Cathleen Hoefler, the woman who was treated with an ice wrap during her MH episode in 1976, had a heart procedure in 2001 at age 42.

“Three catheters were inserted to correct an arrhythmia, and it was a walk in the park,” she says.  “I had no fear.  That was because of the work of MHAUS.  The things that were so terrifying in 1976 were the last things on my mind.  I wasn’t anxious about it and that was kind of a miracle for me.  Over the years, MH researchers found out what was going on and figured out how to solve the problem.”
“Before the heart procedure, my husband asked, ‘You told them about the MH, right?’  And I said, “It’s cool, honey.”

2006 and Beyond

After 25 years, what is there left to do?  “Plenty,” says Dr. Rosenberg.

First, our goal of no mortalities from MH has not been reached. Every year we hear about a few deaths from MH.  The deaths are all the more tragic because they usually affect young, apparently healthy people.

Second, the insecurity of not knowing whether a person who experienced an unusual reaction to anesthesia is really MH susceptible weighs on the minds of many.  The most reliable test for MH susceptibility, the muscle biopsy, is just not applicable on a widespread basis. Clearly molecular genetic testing, which only requires a blood sample, is the future. However, much more needs to be learned as to which DNA abnormalities actually predispose to MH. At present only one-third of those with proven MH demonstrate one of the known mutations.

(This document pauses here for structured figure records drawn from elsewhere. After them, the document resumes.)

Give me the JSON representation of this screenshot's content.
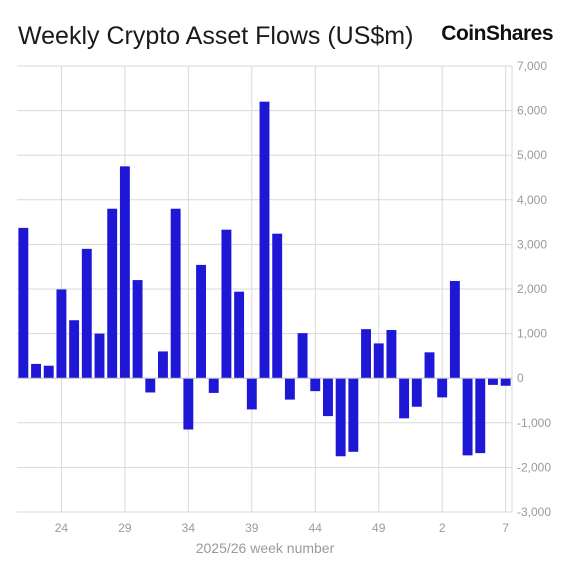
{
  "header": {
    "title": "Weekly Crypto Asset Flows (US$m)",
    "logo": "CoinShares"
  },
  "colors": {
    "bar": "#1f17d6",
    "grid": "#d9d9d9",
    "axis_text": "#9a9a9a"
  },
  "chart_data": {
    "type": "bar",
    "title": "Weekly Crypto Asset Flows (US$m)",
    "xlabel": "2025/26 week number",
    "ylabel": "",
    "ylim": [
      -3000,
      7000
    ],
    "yticks": [
      7000,
      6000,
      5000,
      4000,
      3000,
      2000,
      1000,
      0,
      -1000,
      -2000,
      -3000
    ],
    "ytick_labels": [
      "7,000",
      "6,000",
      "5,000",
      "4,000",
      "3,000",
      "2,000",
      "1,000",
      "0",
      "-1,000",
      "-2,000",
      "-3,000"
    ],
    "xtick_labels": [
      "24",
      "29",
      "34",
      "39",
      "44",
      "49",
      "2",
      "7"
    ],
    "xtick_indices": [
      3,
      8,
      13,
      18,
      23,
      28,
      33,
      38
    ],
    "grid": true,
    "categories": [
      "21",
      "22",
      "23",
      "24",
      "25",
      "26",
      "27",
      "28",
      "29",
      "30",
      "31",
      "32",
      "33",
      "34",
      "35",
      "36",
      "37",
      "38",
      "39",
      "40",
      "41",
      "42",
      "43",
      "44",
      "45",
      "46",
      "47",
      "48",
      "49",
      "50",
      "51",
      "52",
      "1",
      "2",
      "3",
      "4",
      "5",
      "6",
      "7"
    ],
    "values": [
      3370,
      320,
      280,
      1990,
      1300,
      2900,
      1000,
      3800,
      4750,
      2200,
      -320,
      600,
      3800,
      -1150,
      2540,
      -330,
      3330,
      1940,
      -700,
      6200,
      3240,
      -480,
      1010,
      -290,
      -850,
      -1750,
      -1650,
      1100,
      780,
      1080,
      -900,
      -640,
      580,
      -430,
      2180,
      -1730,
      -1680,
      -150,
      -170
    ]
  }
}
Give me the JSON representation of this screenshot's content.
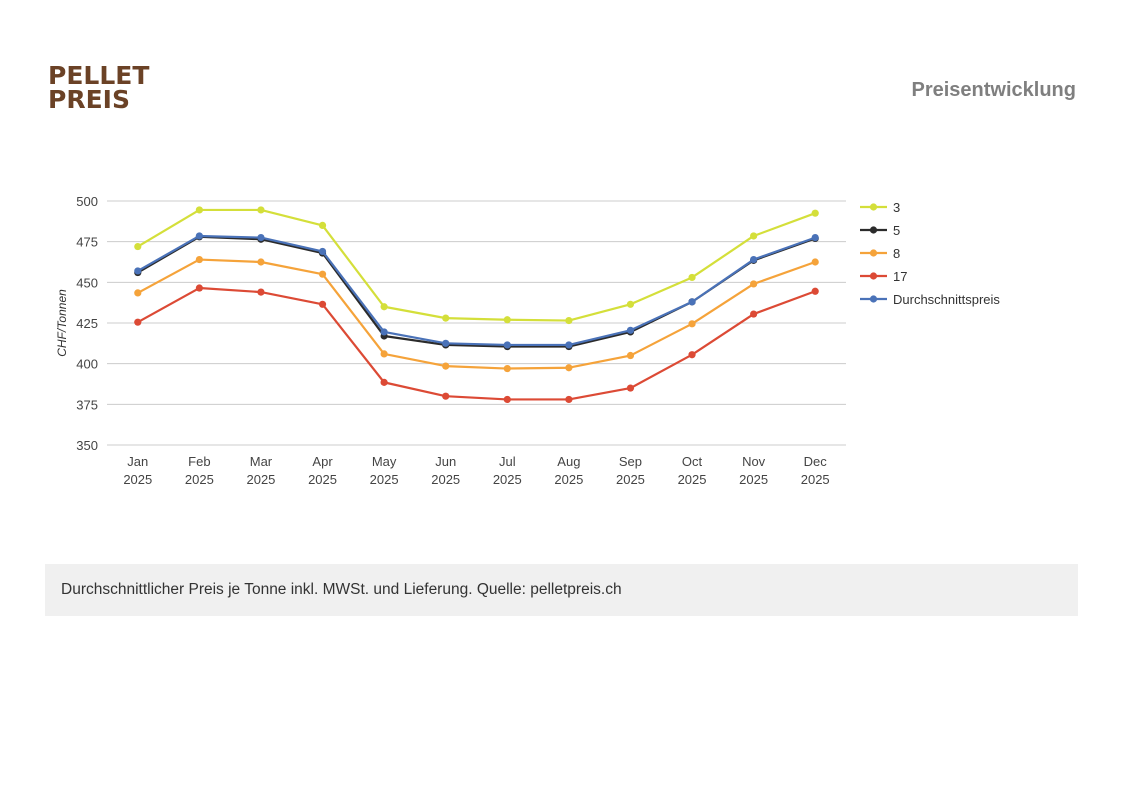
{
  "logo": {
    "line1": "PELLET",
    "line2": "PREIS",
    "color": "#6b4226"
  },
  "header": {
    "title": "Preisentwicklung"
  },
  "footer": {
    "note": "Durchschnittlicher Preis je Tonne inkl. MWSt. und Lieferung. Quelle: pelletpreis.ch"
  },
  "chart_data": {
    "type": "line",
    "title": "",
    "xlabel": "",
    "ylabel": "CHF/Tonnen",
    "ylim": [
      350,
      500
    ],
    "yticks": [
      350,
      375,
      400,
      425,
      450,
      475,
      500
    ],
    "grid": true,
    "legend_position": "right",
    "categories": [
      [
        "Jan",
        "2025"
      ],
      [
        "Feb",
        "2025"
      ],
      [
        "Mar",
        "2025"
      ],
      [
        "Apr",
        "2025"
      ],
      [
        "May",
        "2025"
      ],
      [
        "Jun",
        "2025"
      ],
      [
        "Jul",
        "2025"
      ],
      [
        "Aug",
        "2025"
      ],
      [
        "Sep",
        "2025"
      ],
      [
        "Oct",
        "2025"
      ],
      [
        "Nov",
        "2025"
      ],
      [
        "Dec",
        "2025"
      ]
    ],
    "series": [
      {
        "name": "3",
        "color": "#d4df3a",
        "values": [
          472,
          494.5,
          494.5,
          485,
          435,
          428,
          427,
          426.5,
          436.5,
          453,
          478.5,
          492.5
        ]
      },
      {
        "name": "5",
        "color": "#2b2b2b",
        "values": [
          456,
          478,
          476.5,
          468,
          417,
          411.5,
          410.5,
          410.5,
          419.5,
          438,
          463.5,
          477
        ]
      },
      {
        "name": "8",
        "color": "#f5a33a",
        "values": [
          443.5,
          464,
          462.5,
          455,
          406,
          398.5,
          397,
          397.5,
          405,
          424.5,
          449,
          462.5
        ]
      },
      {
        "name": "17",
        "color": "#dc4a35",
        "values": [
          425.5,
          446.5,
          444,
          436.5,
          388.5,
          380,
          378,
          378,
          385,
          405.5,
          430.5,
          444.5
        ]
      },
      {
        "name": "Durchschnittspreis",
        "color": "#4a72b8",
        "values": [
          457,
          478.5,
          477.5,
          469,
          419.5,
          412.5,
          411.5,
          411.5,
          420.5,
          438,
          464,
          477.5
        ]
      }
    ]
  }
}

Clearly there are many more DNA changes that are to be identified.

Third, questions often arise as to whether a patient who develops heat stroke or exercise-induced muscle breakdown is MH susceptible. If a person dies of heat stroke, there is currently no way to learn for certain if that patient was MH susceptible other than the limited genetic test. It is our vision that the molecular genetic test will provide the answers as to what situations outside the OR are risky for the susceptible patient.  In addition, exciting new research has led to the creation of animal models of MH by incorporating mutations causal for MH in the animal’s genome.  These animal models will help us better understand what situations predispose to MH and also to better understand the underlying defects in the syndrome.

Fourth, several muscle disorders are known to predispose patients to MH episodes. Because many muscle disorders are uncommon, it is often not clear as to whether they do predispose to the syndrome.  Research is needed to understand which patients with which muscle disorders may develop MH.

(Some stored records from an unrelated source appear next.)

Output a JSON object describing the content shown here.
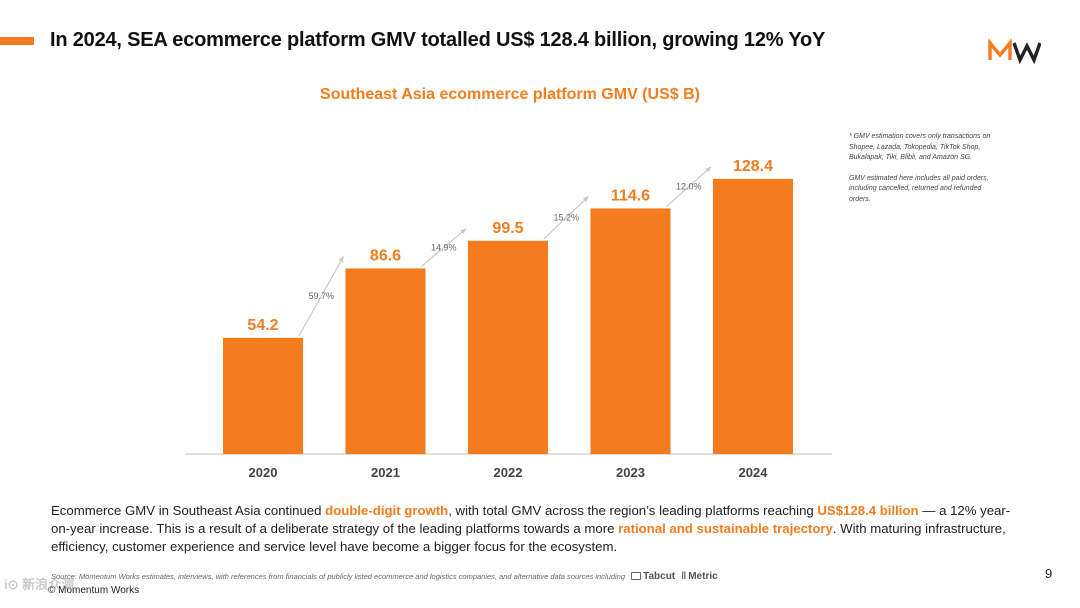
{
  "header": {
    "title": "In 2024, SEA ecommerce platform GMV totalled US$ 128.4 billion, growing 12% YoY",
    "accent_color": "#f47c1e",
    "logo_icon": "mw-logo-icon"
  },
  "chart_data": {
    "type": "bar",
    "title": "Southeast Asia ecommerce platform GMV (US$ B)",
    "categories": [
      "2020",
      "2021",
      "2022",
      "2023",
      "2024"
    ],
    "values": [
      54.2,
      86.6,
      99.5,
      114.6,
      128.4
    ],
    "value_labels": [
      "54.2",
      "86.6",
      "99.5",
      "114.6",
      "128.4"
    ],
    "growth_labels": [
      "59.7%",
      "14.9%",
      "15.2%",
      "12.0%"
    ],
    "ylim": [
      0,
      140
    ],
    "grid": false,
    "bar_color": "#f47c1e",
    "xlabel": "",
    "ylabel": ""
  },
  "footnote": {
    "line1": "* GMV estimation covers only transactions on Shopee, Lazada, Tokopedia, TikTok Shop, Bukalapak, Tiki, Blibli, and Amazon SG.",
    "line2": "GMV estimated here includes all paid orders, including cancelled, returned and refunded orders."
  },
  "body": {
    "part1": "Ecommerce GMV in Southeast Asia continued ",
    "hl1": "double-digit growth",
    "part2": ", with total GMV across the region’s leading platforms reaching ",
    "hl2": "US$128.4 billion",
    "part3": " — a 12% year-on-year increase. This is a result of a deliberate strategy of the leading platforms towards a more ",
    "hl3": "rational and sustainable trajectory",
    "part4": ". With maturing infrastructure, efficiency, customer experience and service level have become a bigger focus for the ecosystem."
  },
  "footer": {
    "source": "Source: Momentum Works estimates, interviews, with references from financials of publicly listed ecommerce and logistics companies,  and alternative data sources including",
    "brand1": "Tabcut",
    "brand2": "Metric",
    "copyright": "© Momentum Works",
    "page_number": "9",
    "watermark": "i⊙ 新浪众测"
  }
}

Fifth, as noted, MH is not limited to the US and Canada.  MH has been reported in every country and every ethnic group. The mortality from MH in other countries, especially those where dantrolene is not approved for use, is often more than 30%.  There is a definite need for more education of health care professionals as well as patients as to the signs, symptoms, recognition and management of MH.  This will require resources for translation and dissemination of information.

Finally, an in-depth understanding of the pathophysiology and biochemistry of MH will lead to a better understanding of the control of muscle metabolism and biochemistry in general.

In conclusion, MHAUS and the physicians, nurses, scientists, volunteers, and staff have contributed to the reduction of harm caused by this syndrome termed “the anesthesiologist’s nightmare."  The progress that has been made and the lives saved over 25 years is a testimony to what a small but determined group of dedicated individuals can do to improve medical care.